I do enjoy the new 'Pano' function on the iPhone...
Getting the work done on the bike.
Photo credit: Delly Carr
Job done. 
Photo credit: Delly Carr


Friday, 22 January 2016

My Declaration to Patience

Four years ago today I posted one of my first ever blog entries (well second ever if we're going to be pedantic about it). I was initially asked to start the blog to document my build up to the 2012 Olympic Games. Without even reading that particular entry I remember it quite well. I remember being quite surprised that 2012 had already come around; 7 years since the announcement that London would host the greatest show on earth. Aptly I was with Team GB at the 2005 Youth Olympics when the announcement came. And like every other starry eyed kid on the team I thought to myself "I'll be there!" 

Some of those kids did make it too. They donned their Stellar McCartney, stepped out onto the various stages of London, and did the class of 2005 very proud. Most of us however, didn't quite fulfill the lofty ambitions of our 15 year old selves. I watched from the sidelines, full of enthusiasm and admiration for those who had managed it, but at the same time vowing that next time it would be me. 

And so we have arrived yet again. Another Olympic cycle in its final quarter. The finishing straight. 11 years on from 2005, but 18 years since I asked my mum if I'd "ever go to the Olympics?" And 'only' 4 sports later I've finally booked my ticket. This time I won't be standing on the sidelines either. I'll be toeing the start line. Childhood ambition fulfilled. 

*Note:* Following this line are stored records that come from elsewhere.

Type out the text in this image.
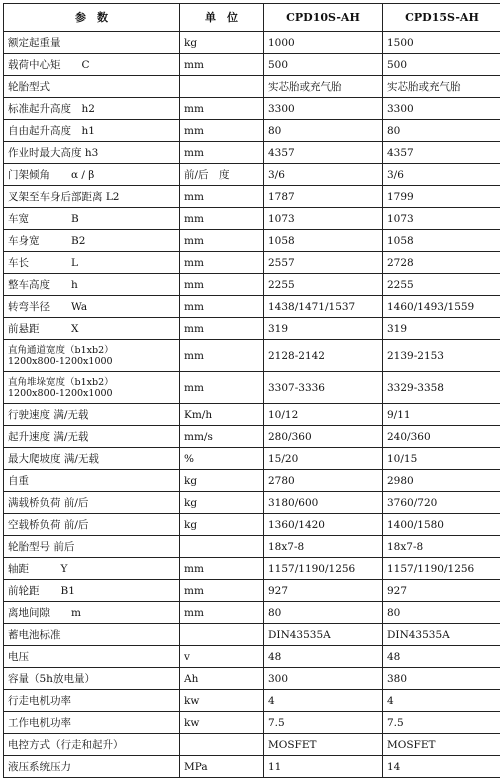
参　数	单　位	CPD10S-AH	CPD15S-AH
额定起重量	kg	1000	1500
载荷中心矩　　C	mm	500	500
轮胎型式		实芯胎或充气胎	实芯胎或充气胎
标准起升高度　h2	mm	3300	3300
自由起升高度　h1	mm	80	80
作业时最大高度 h3	mm	4357	4357
门架倾角　　α / β	前/后　度	3/6	3/6
叉架至车身后部距离 L2	mm	1787	1799
车宽　　　　B	mm	1073	1073
车身宽　　　B2	mm	1058	1058
车长　　　　L	mm	2557	2728
整车高度　　h	mm	2255	2255
转弯半径　　Wa	mm	1438/1471/1537	1460/1493/1559
前悬距　　　X	mm	319	319
直角通道宽度（b1xb2）
1200x800-1200x1000	mm	2128-2142	2139-2153
直角堆垛宽度（b1xb2）
1200x800-1200x1000	mm	3307-3336	3329-3358
行驶速度 满/无载	Km/h	10/12	9/11
起升速度 满/无载	mm/s	280/360	240/360
最大爬坡度 满/无载	%	15/20	10/15
自重	kg	2780	2980
满载桥负荷 前/后	kg	3180/600	3760/720
空载桥负荷 前/后	kg	1360/1420	1400/1580
轮胎型号 前后		18x7-8	18x7-8
轴距　　　Y	mm	1157/1190/1256	1157/1190/1256
前轮距　　B1	mm	927	927
离地间隙　　m	mm	80	80
蓄电池标准		DIN43535A	DIN43535A
电压	v	48	48
容量（5h放电量）	Ah	300	380
行走电机功率	kw	4	4
工作电机功率	kw	7.5	7.5
电控方式（行走和起升）		MOSFET	MOSFET
液压系统压力	MPa	11	14
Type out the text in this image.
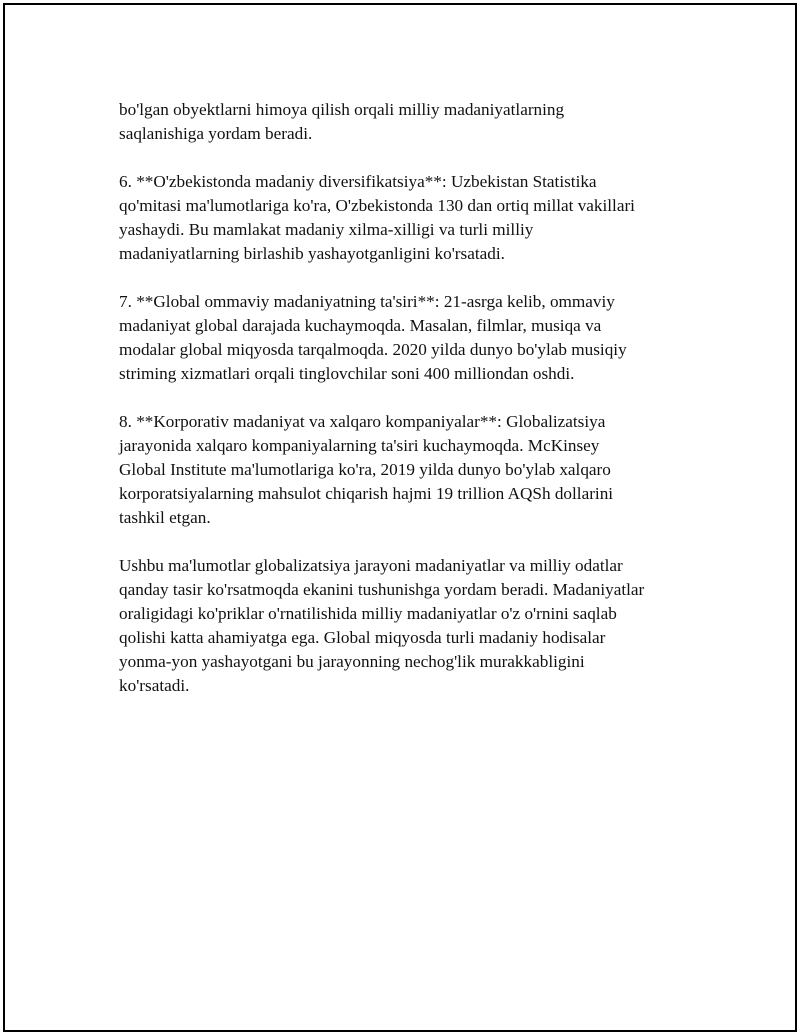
bo'lgan obyektlarni himoya qilish orqali milliy madaniyatlarning
saqlanishiga yordam beradi.

6. **O'zbekistonda madaniy diversifikatsiya**: Uzbekistan Statistika
qo'mitasi ma'lumotlariga ko'ra, O'zbekistonda 130 dan ortiq millat vakillari
yashaydi. Bu mamlakat madaniy xilma-xilligi va turli milliy
madaniyatlarning birlashib yashayotganligini ko'rsatadi.

7. **Global ommaviy madaniyatning ta'siri**: 21-asrga kelib, ommaviy
madaniyat global darajada kuchaymoqda. Masalan, filmlar, musiqa va
modalar global miqyosda tarqalmoqda. 2020 yilda dunyo bo'ylab musiqiy
striming xizmatlari orqali tinglovchilar soni 400 milliondan oshdi.

8. **Korporativ madaniyat va xalqaro kompaniyalar**: Globalizatsiya
jarayonida xalqaro kompaniyalarning ta'siri kuchaymoqda. McKinsey
Global Institute ma'lumotlariga ko'ra, 2019 yilda dunyo bo'ylab xalqaro
korporatsiyalarning mahsulot chiqarish hajmi 19 trillion AQSh dollarini
tashkil etgan.

Ushbu ma'lumotlar globalizatsiya jarayoni madaniyatlar va milliy odatlar
qanday tasir ko'rsatmoqda ekanini tushunishga yordam beradi. Madaniyatlar
oraligidagi ko'priklar o'rnatilishida milliy madaniyatlar o'z o'rnini saqlab
qolishi katta ahamiyatga ega. Global miqyosda turli madaniy hodisalar
yonma-yon yashayotgani bu jarayonning nechog'lik murakkabligini
ko'rsatadi.
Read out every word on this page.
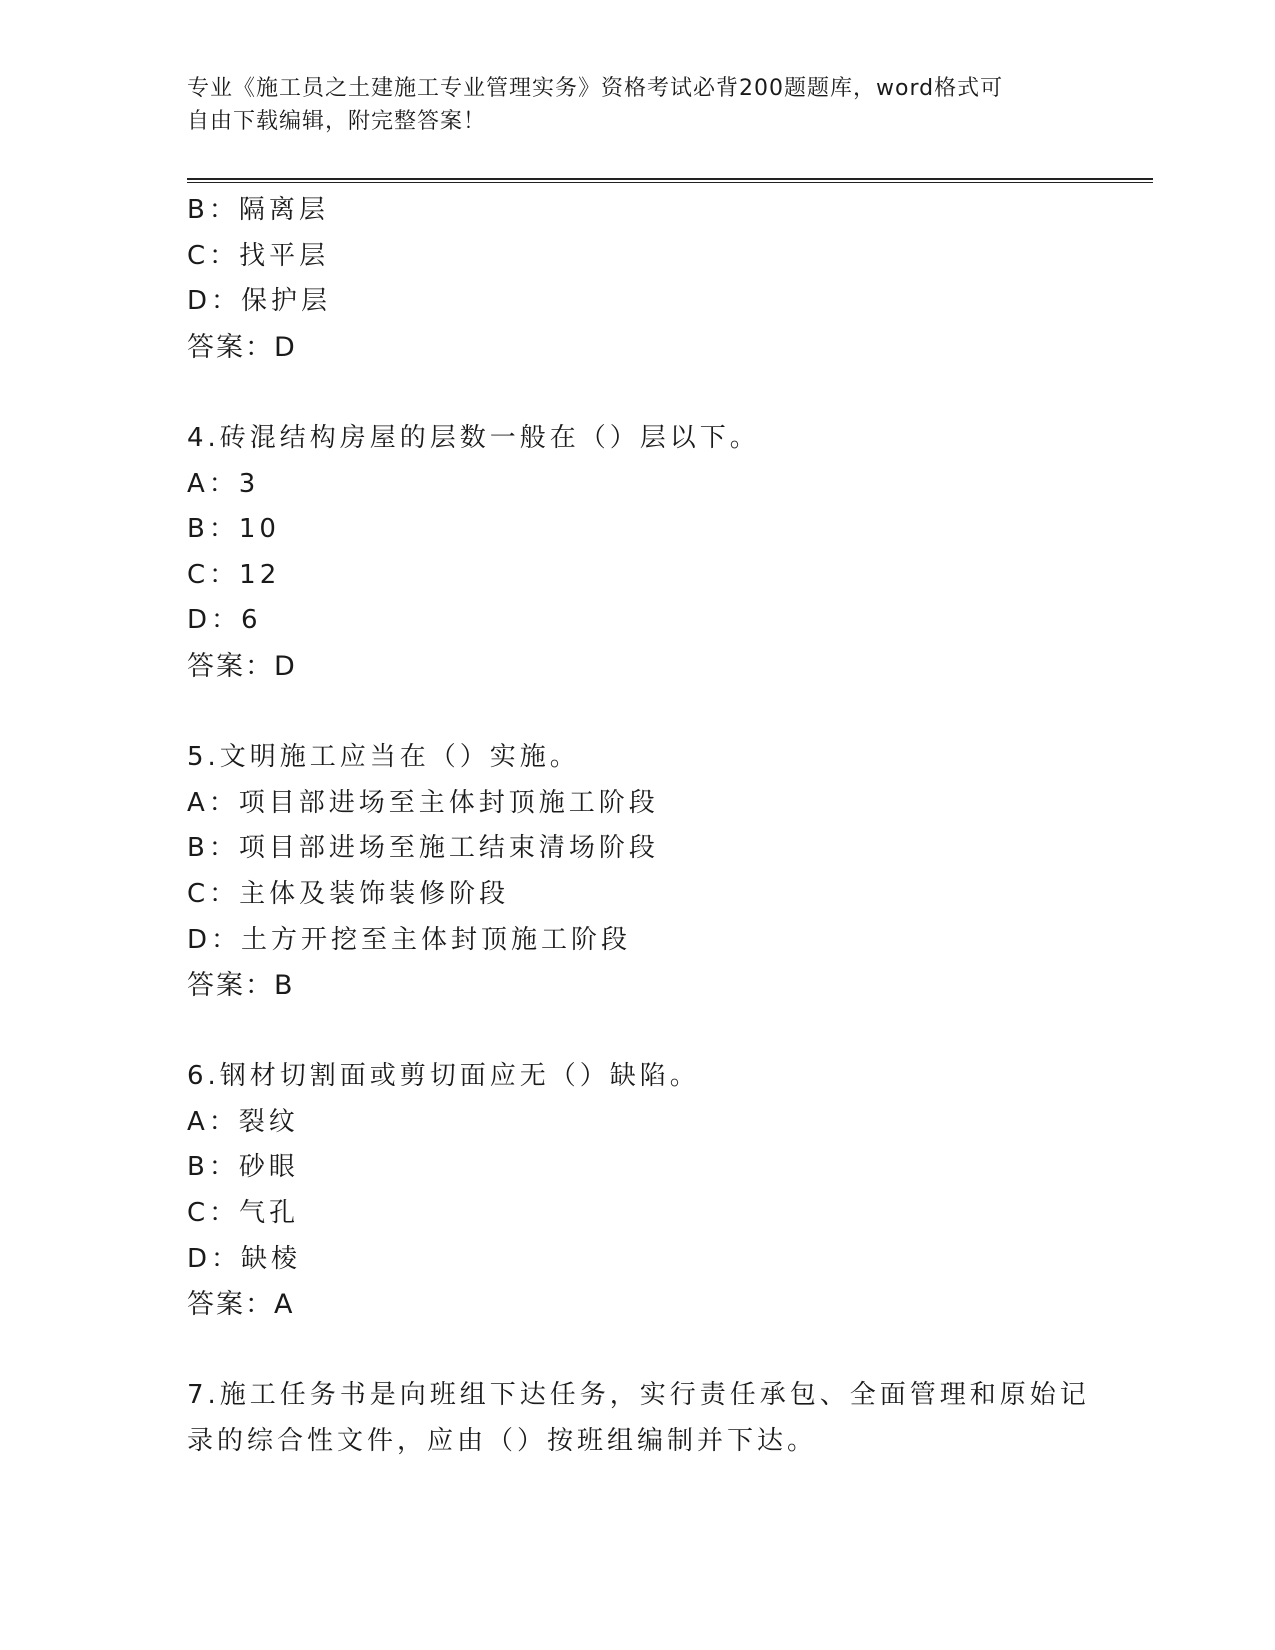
专业《施工员之土建施工专业管理实务》资格考试必背200题题库，word格式可
自由下载编辑，附完整答案！
B：隔离层
C：找平层
D：保护层
答案：D
4.砖混结构房屋的层数一般在（）层以下。
A：3
B：10
C：12
D：6
答案：D
5.文明施工应当在（）实施。
A：项目部进场至主体封顶施工阶段
B：项目部进场至施工结束清场阶段
C：主体及装饰装修阶段
D：土方开挖至主体封顶施工阶段
答案：B
6.钢材切割面或剪切面应无（）缺陷。
A：裂纹
B：砂眼
C：气孔
D：缺棱
答案：A
7.施工任务书是向班组下达任务，实行责任承包、全面管理和原始记
录的综合性文件，应由（）按班组编制并下达。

But again I can't quite believe it's come around so quickly. 

Already I've been asked countless times; "are you excited about Rio?" 
I don't think the question even needs answering. 
Sun. Sea. Sugary cocktails. 
The Olympic Games.  
What's not to be excited about?! 

After all it's only taken 18 years of dreaming. And I only have to dream for another 7 months before it becomes a reality. 

But a lot can happen, and needs to happen, in those 7 months. Like all athletes, Olympic bound or not, they will be predominately filled with hard work. Countless bleary eyed, chlorine filled mornings. Although with less than 200 days to go I probably could count them up if I cared to. Endless hours chasing that golden "chamois time", and ample opportunity for repetitive strain injury from tying shoes laces. 

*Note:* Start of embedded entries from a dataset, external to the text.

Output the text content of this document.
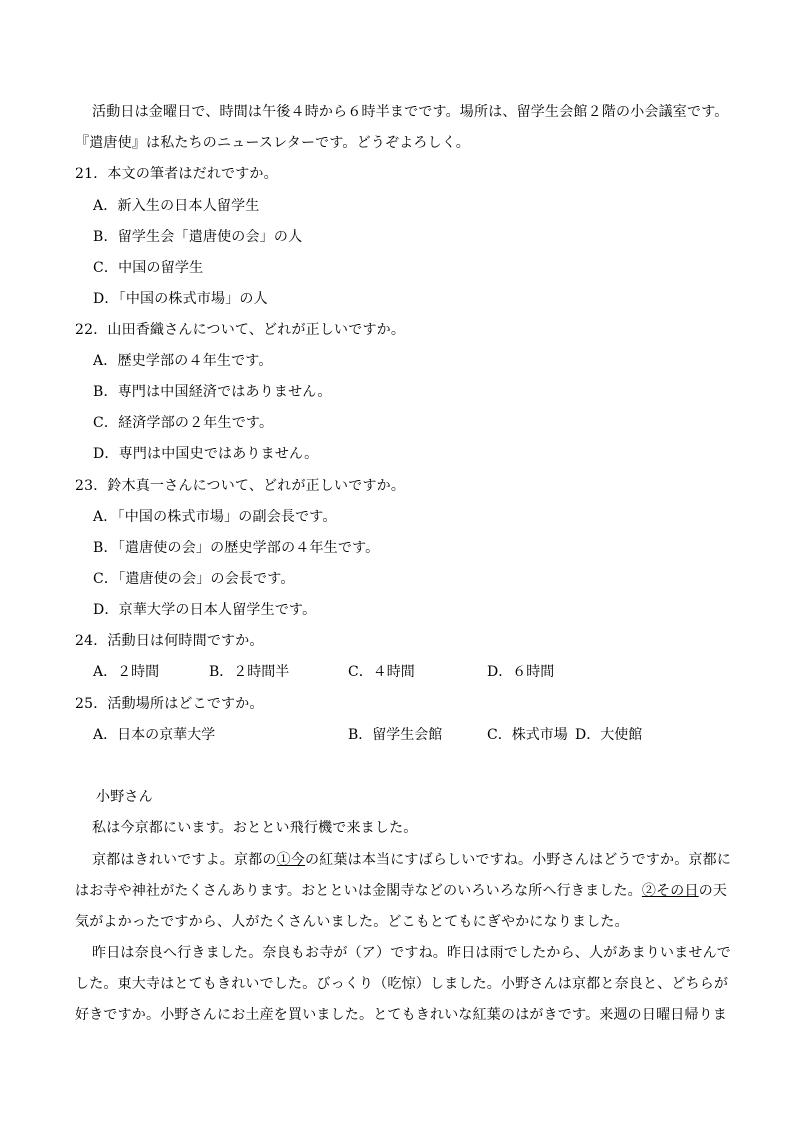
活動日は金曜日で、時間は午後４時から６時半までです。場所は、留学生会館２階の小会議室です。
『遣唐使』は私たちのニュースレターです。どうぞよろしく。
21．本文の筆者はだれですか。
A．新入生の日本人留学生
B．留学生会「遣唐使の会」の人
C．中国の留学生
D．「中国の株式市場」の人
22．山田香織さんについて、どれが正しいですか。
A．歴史学部の４年生です。
B．専門は中国経済ではありません。
C．経済学部の２年生です。
D．専門は中国史ではありません。
23．鈴木真一さんについて、どれが正しいですか。
A．「中国の株式市場」の副会長です。
B．「遣唐使の会」の歴史学部の４年生です。
C．「遣唐使の会」の会長です。
D．京華大学の日本人留学生です。
24．活動日は何時間ですか。
A．２時間	B．２時間半	C．４時間	D．６時間
25．活動場所はどこですか。
A．日本の京華大学	B．留学生会館	C．株式市場 D．大使館
小野さん
私は今京都にいます。おととい飛行機で来ました。
京都はきれいですよ。京都の①今の紅葉は本当にすばらしいですね。小野さんはどうですか。京都に
はお寺や神社がたくさんあります。おとといは金閣寺などのいろいろな所へ行きました。②その日の天
気がよかったですから、人がたくさんいました。どこもとてもにぎやかになりました。
昨日は奈良へ行きました。奈良もお寺が（ア）ですね。昨日は雨でしたから、人があまりいませんで
した。東大寺はとてもきれいでした。びっくり（吃惊）しました。小野さんは京都と奈良と、どちらが
好きですか。小野さんにお土産を買いました。とてもきれいな紅葉のはがきです。来週の日曜日帰りま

But for me, that's the easy part.

Seven months of being patient. Now that's difficult. 

Patience is probably my biggest nemesis. I find waiting 20 minutes for my dinner to cook agonising. What do you mean I have to wait 14 days for my Amazon delivery?! How much is next day?! 

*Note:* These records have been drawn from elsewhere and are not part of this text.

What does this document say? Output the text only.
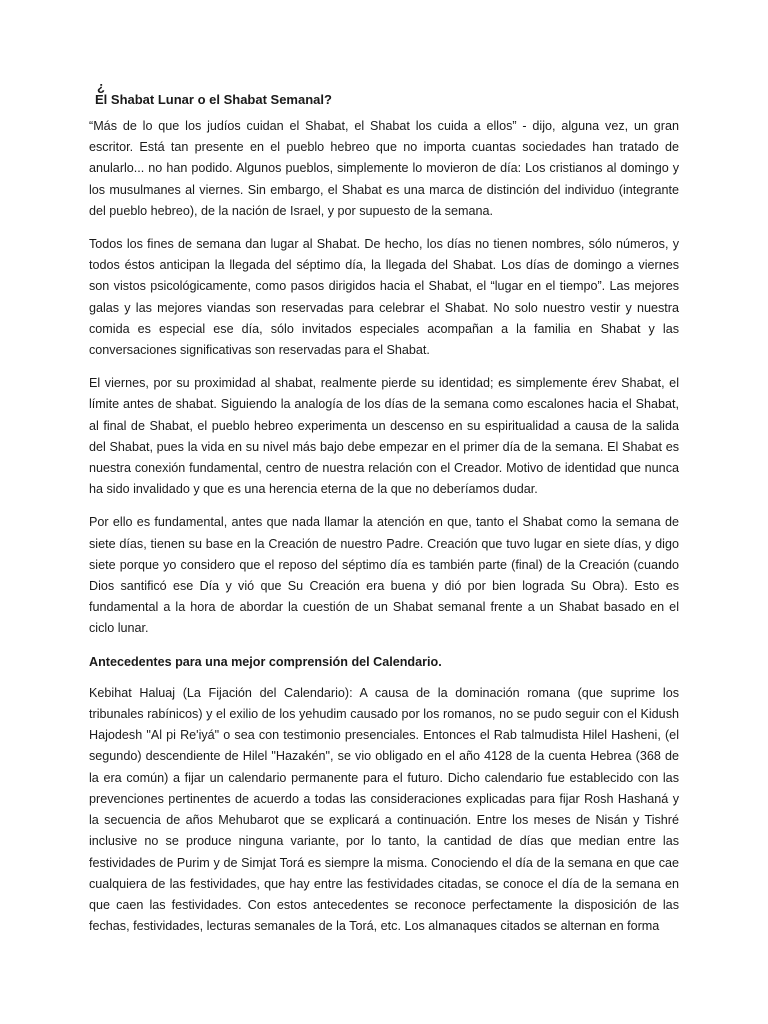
¿
El Shabat Lunar o el Shabat Semanal?

“Más de lo que los judíos cuidan el Shabat, el Shabat los cuida a ellos” - dijo, alguna vez, un gran escritor. Está tan presente en el pueblo hebreo que no importa cuantas sociedades han tratado de anularlo... no han podido. Algunos pueblos, simplemente lo movieron de día: Los cristianos al domingo y los musulmanes al viernes. Sin embargo, el Shabat es una marca de distinción del individuo (integrante del pueblo hebreo), de la nación de Israel, y por supuesto de la semana.

Todos los fines de semana dan lugar al Shabat. De hecho, los días no tienen nombres, sólo números, y todos éstos anticipan la llegada del séptimo día, la llegada del Shabat. Los días de domingo a viernes son vistos psicológicamente, como pasos dirigidos hacia el Shabat, el “lugar en el tiempo”. Las mejores galas y las mejores viandas son reservadas para celebrar el Shabat. No solo nuestro vestir y nuestra comida es especial ese día, sólo invitados especiales acompañan a la familia en Shabat y las conversaciones significativas son reservadas para el Shabat.

El viernes, por su proximidad al shabat, realmente pierde su identidad; es simplemente érev Shabat, el límite antes de shabat. Siguiendo la analogía de los días de la semana como escalones hacia el Shabat, al final de Shabat, el pueblo hebreo experimenta un descenso en su espiritualidad a causa de la salida del Shabat, pues la vida en su nivel más bajo debe empezar en el primer día de la semana. El Shabat es nuestra conexión fundamental, centro de nuestra relación con el Creador. Motivo de identidad que nunca ha sido invalidado y que es una herencia eterna de la que no deberíamos dudar.

Por ello es fundamental, antes que nada llamar la atención en que, tanto el Shabat como la semana de siete días, tienen su base en la Creación de nuestro Padre. Creación que tuvo lugar en siete días, y digo siete porque yo considero que el reposo del séptimo día es también parte (final) de la Creación (cuando Dios santificó ese Día y vió que Su Creación era buena y dió por bien lograda Su Obra). Esto es fundamental a la hora de abordar la cuestión de un Shabat semanal frente a un Shabat basado en el ciclo lunar.

Antecedentes para una mejor comprensión del Calendario.

Kebihat Haluaj (La Fijación del Calendario): A causa de la dominación romana (que suprime los tribunales rabínicos) y el exilio de los yehudim causado por los romanos, no se pudo seguir con el Kidush Hajodesh "Al pi Re'iyá" o sea con testimonio presenciales. Entonces el Rab talmudista Hilel Hasheni, (el segundo) descendiente de Hilel "Hazakén", se vio obligado en el año 4128 de la cuenta Hebrea (368 de la era común) a fijar un calendario permanente para el futuro. Dicho calendario fue establecido con las prevenciones pertinentes de acuerdo a todas las consideraciones explicadas para fijar Rosh Hashaná y la secuencia de años Mehubarot que se explicará a continuación. Entre los meses de Nisán y Tishré inclusive no se produce ninguna variante, por lo tanto, la cantidad de días que median entre las festividades de Purim y de Simjat Torá es siempre la misma. Conociendo el día de la semana en que cae cualquiera de las festividades, que hay entre las festividades citadas, se conoce el día de la semana en que caen las festividades. Con estos antecedentes se reconoce perfectamente la disposición de las fechas, festividades, lecturas semanales de la Torá, etc. Los almanaques citados se alternan en forma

But as an athlete I've learnt the hard way, on too many occasions, that patiences is a virtue. A virtue worth mastering. I definitely haven't got my 10,000 hours yet. But I am aware that patience is probably my biggest hurdle between now and August. My coaches routinely preach this sacred scripture to me. They know me too well. Far better than the devil on my shoulder would like. She's really pissed off right now after being told to be patient since starting back training in November. If she had her way I'd be ready to go already. Luckily my rational side is just about reigning supreme. Just. 

So I will use this blog as a declaration of my commitment to 'Patience'. I know this will come around to bite me in the backside in a few weeks when I'm arguing with said coaches;
"Just one more hour please?"
"What harm will that extra rep make?"
"Can I run those laps just a few seconds quicker?"
And they will smugly bring this blog up and declare they have it all in writing. But if that's what it takes to make an Olympic start line in better than 'one piece' then so be it. 

Patience I am your disciple. Yours sincerely, Non Stanford.